If the flexibility is supposed to consist in the sorts of events that can occur in the shared fiction, than of RPGs that I regularly play I think the most flexible is MHRP/Cortex+ Heroic. I've used it for superheroes, D&D-esque fantasy, and LotR/MERP. This flexibility results from the open-ended nature of PC build (relevant descriptors and milestones); the use of free descriptors (scene distinctions) in scene-framing, which allows a wide variety of scenes to be framed, from a standard D&D-ish fight, to Being Pursued By Giants (which resolves a bit like a skill challenge in 4e D&D) to Uncertain What To Do Next, which I used in the LotR game to create a situation reminiscent of Aragorn's uncertainty on Parth Galen; and the fact that all action outcomes are themselves represented by free descriptors which can be mechanised as dice that add to pools or step back other descriptors - so the same resolution process allows a player to flee the giants (setting back that scene distinction) or fight a giant (inflicting stress or a complication on it) or steal the giant's oxen (creating a Giant Oxen asset).

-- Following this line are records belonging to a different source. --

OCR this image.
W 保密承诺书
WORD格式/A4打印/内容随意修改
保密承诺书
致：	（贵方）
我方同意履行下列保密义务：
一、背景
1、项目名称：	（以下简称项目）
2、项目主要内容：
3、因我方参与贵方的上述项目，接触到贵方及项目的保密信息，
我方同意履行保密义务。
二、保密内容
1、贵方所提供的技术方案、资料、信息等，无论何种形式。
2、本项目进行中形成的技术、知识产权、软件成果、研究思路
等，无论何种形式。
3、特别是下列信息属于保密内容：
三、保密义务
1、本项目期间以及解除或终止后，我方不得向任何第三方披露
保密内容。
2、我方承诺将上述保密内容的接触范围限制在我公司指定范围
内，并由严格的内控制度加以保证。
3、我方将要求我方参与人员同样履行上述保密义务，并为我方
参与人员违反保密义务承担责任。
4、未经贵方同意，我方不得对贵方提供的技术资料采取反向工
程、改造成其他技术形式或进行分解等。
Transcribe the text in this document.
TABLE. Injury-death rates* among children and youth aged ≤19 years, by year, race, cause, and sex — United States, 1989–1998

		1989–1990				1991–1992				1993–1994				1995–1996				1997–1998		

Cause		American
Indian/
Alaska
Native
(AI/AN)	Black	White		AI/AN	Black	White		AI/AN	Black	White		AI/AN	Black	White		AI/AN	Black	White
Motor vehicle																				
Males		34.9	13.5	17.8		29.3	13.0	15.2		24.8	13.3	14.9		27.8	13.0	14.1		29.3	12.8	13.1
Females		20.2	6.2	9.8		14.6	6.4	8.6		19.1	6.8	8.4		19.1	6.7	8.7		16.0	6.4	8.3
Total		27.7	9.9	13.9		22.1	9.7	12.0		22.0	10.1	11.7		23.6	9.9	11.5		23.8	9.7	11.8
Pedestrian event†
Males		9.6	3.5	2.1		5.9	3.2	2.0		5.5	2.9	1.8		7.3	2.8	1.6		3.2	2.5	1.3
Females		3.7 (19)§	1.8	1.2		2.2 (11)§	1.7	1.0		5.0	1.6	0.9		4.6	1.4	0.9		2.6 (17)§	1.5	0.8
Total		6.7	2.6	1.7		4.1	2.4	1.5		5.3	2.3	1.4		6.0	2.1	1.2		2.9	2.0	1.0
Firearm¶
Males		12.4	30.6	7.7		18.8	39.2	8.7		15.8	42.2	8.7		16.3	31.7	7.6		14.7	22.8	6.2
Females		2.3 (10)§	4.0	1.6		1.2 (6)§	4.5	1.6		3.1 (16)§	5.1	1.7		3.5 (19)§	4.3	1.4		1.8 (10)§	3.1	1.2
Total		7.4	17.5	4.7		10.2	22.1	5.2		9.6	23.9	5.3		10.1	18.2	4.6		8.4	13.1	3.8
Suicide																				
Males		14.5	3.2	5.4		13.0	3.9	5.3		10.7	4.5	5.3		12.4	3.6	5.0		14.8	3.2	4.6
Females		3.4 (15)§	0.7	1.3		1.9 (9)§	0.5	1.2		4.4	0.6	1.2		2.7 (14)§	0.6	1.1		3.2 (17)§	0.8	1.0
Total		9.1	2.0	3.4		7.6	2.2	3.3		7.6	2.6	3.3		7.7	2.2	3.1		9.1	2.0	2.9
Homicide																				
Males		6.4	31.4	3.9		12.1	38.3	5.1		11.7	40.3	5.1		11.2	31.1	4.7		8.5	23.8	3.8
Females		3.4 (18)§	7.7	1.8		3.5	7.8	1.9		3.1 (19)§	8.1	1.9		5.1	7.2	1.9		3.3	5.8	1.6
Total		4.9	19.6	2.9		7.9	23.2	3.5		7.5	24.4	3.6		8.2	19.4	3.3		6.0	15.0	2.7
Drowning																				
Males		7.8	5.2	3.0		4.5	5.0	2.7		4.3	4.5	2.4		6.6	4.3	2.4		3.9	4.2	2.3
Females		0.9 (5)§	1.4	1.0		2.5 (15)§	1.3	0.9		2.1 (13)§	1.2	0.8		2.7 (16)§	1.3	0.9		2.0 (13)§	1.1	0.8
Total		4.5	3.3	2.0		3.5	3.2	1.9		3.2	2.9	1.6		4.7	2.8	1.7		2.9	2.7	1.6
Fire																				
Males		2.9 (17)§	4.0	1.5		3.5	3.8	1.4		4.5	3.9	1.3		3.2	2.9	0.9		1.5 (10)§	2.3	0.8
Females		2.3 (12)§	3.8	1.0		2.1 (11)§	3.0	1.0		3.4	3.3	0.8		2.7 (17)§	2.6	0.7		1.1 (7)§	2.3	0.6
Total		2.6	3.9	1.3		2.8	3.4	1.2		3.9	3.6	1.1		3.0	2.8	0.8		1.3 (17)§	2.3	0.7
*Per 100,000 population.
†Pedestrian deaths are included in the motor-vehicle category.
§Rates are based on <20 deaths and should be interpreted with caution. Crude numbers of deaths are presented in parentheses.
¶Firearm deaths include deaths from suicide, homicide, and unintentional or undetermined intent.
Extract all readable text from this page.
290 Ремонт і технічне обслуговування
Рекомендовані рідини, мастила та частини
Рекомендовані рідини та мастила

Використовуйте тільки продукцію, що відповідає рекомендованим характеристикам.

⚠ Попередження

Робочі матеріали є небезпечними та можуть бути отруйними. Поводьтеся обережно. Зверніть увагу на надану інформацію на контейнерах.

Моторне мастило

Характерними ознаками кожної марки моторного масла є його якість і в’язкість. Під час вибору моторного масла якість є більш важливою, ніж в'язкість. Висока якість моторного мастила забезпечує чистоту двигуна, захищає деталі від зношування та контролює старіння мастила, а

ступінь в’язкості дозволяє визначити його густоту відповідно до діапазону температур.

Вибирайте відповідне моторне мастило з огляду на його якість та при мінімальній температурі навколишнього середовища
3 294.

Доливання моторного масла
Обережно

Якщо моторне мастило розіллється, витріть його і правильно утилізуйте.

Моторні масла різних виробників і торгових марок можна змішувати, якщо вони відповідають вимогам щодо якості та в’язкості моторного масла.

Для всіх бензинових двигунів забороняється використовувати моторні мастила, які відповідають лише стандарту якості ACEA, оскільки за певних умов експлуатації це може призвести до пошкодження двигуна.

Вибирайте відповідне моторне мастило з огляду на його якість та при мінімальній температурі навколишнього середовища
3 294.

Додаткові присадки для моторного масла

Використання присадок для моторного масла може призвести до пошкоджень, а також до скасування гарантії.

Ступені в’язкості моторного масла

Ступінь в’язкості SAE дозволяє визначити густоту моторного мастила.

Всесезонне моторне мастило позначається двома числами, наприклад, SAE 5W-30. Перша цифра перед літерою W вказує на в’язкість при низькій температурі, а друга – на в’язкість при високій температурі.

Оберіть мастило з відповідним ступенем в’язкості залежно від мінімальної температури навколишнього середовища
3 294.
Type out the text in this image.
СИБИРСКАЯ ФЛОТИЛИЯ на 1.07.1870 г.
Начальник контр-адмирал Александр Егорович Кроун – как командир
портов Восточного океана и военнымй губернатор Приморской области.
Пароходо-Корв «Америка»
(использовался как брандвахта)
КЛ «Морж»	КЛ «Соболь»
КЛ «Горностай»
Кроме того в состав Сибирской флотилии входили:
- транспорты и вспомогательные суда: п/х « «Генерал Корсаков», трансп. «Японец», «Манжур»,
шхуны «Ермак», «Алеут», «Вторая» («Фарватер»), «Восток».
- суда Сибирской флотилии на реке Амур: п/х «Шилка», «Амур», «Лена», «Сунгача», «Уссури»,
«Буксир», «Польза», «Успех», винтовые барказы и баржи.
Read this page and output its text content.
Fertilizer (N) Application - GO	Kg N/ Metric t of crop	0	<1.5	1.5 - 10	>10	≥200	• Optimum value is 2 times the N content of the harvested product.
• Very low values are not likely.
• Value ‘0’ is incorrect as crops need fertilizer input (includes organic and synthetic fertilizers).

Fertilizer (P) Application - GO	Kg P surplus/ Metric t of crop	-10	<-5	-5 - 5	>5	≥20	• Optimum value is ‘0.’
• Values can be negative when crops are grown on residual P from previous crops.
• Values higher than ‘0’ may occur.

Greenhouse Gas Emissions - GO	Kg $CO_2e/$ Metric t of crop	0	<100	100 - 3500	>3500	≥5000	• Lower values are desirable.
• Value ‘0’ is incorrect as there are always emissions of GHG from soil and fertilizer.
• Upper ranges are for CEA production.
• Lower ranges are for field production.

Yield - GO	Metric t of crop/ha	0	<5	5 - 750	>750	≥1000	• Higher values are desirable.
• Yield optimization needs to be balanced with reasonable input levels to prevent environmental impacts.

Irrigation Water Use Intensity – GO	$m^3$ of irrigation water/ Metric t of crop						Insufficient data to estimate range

The structures of the system support rather than undercut its flexibility.
 

pemerton

Legend
my experience is that DMs of the modern D&D are more principally constrained by the culture of play then is often acknowledged on these boards (mostly because the constraints in place do not feel constraining to most who identify with the play culture).

<snip>

many D&D players often expect an amount of world building and detail of geographic/architectural details I have absolutely no interest in exploring as a GM outside of dedicated dungeon crawl / wilderness exploration games.
I've often posted that I'm a bit mystified by the almost obsessive detail that D&D play still seems to accord to geography and architecture.
 

FrogReaver

As long as i get to be the frog
No, for the reason @Campbell already posted:

The GM deciding what happens next - or to use my own words from just upthread, the pressure on the players coming from the GM making unconstrained decisions about how much pressure to impose, and when and how it comes to bear at any given moment - is one sort of play experience. A game that is based around that experience is what it is. It doesn't seem especially flexible to me.
Counterpoint: A GM with unconstrainted decision making ability can also make the same decisions, apply the same pressure, etc, as a DM with heavy constraints. That he could also do other things in addition to that is why I say less constraints yields greater flexibility.
 

TwoSix

Dirty, realism-hating munchkin powergamer
Can we all agree with the premise that a DM having less rules constraints on adjudication means there is greater flexibility in a game?

*Note there are pros and cons to greater flexibility
I don't think "less constraints" = "more flexibility" is really in dispute. It's more that the value of "flexibility" is questionable depending on the group's motivations for playing. "Flexibility" is valuable in the "shared improv" portion of a TTRPG, much less so in the "game" portion. Games, as in contests with stakes, don't really benefit from flexible rules in the same manner.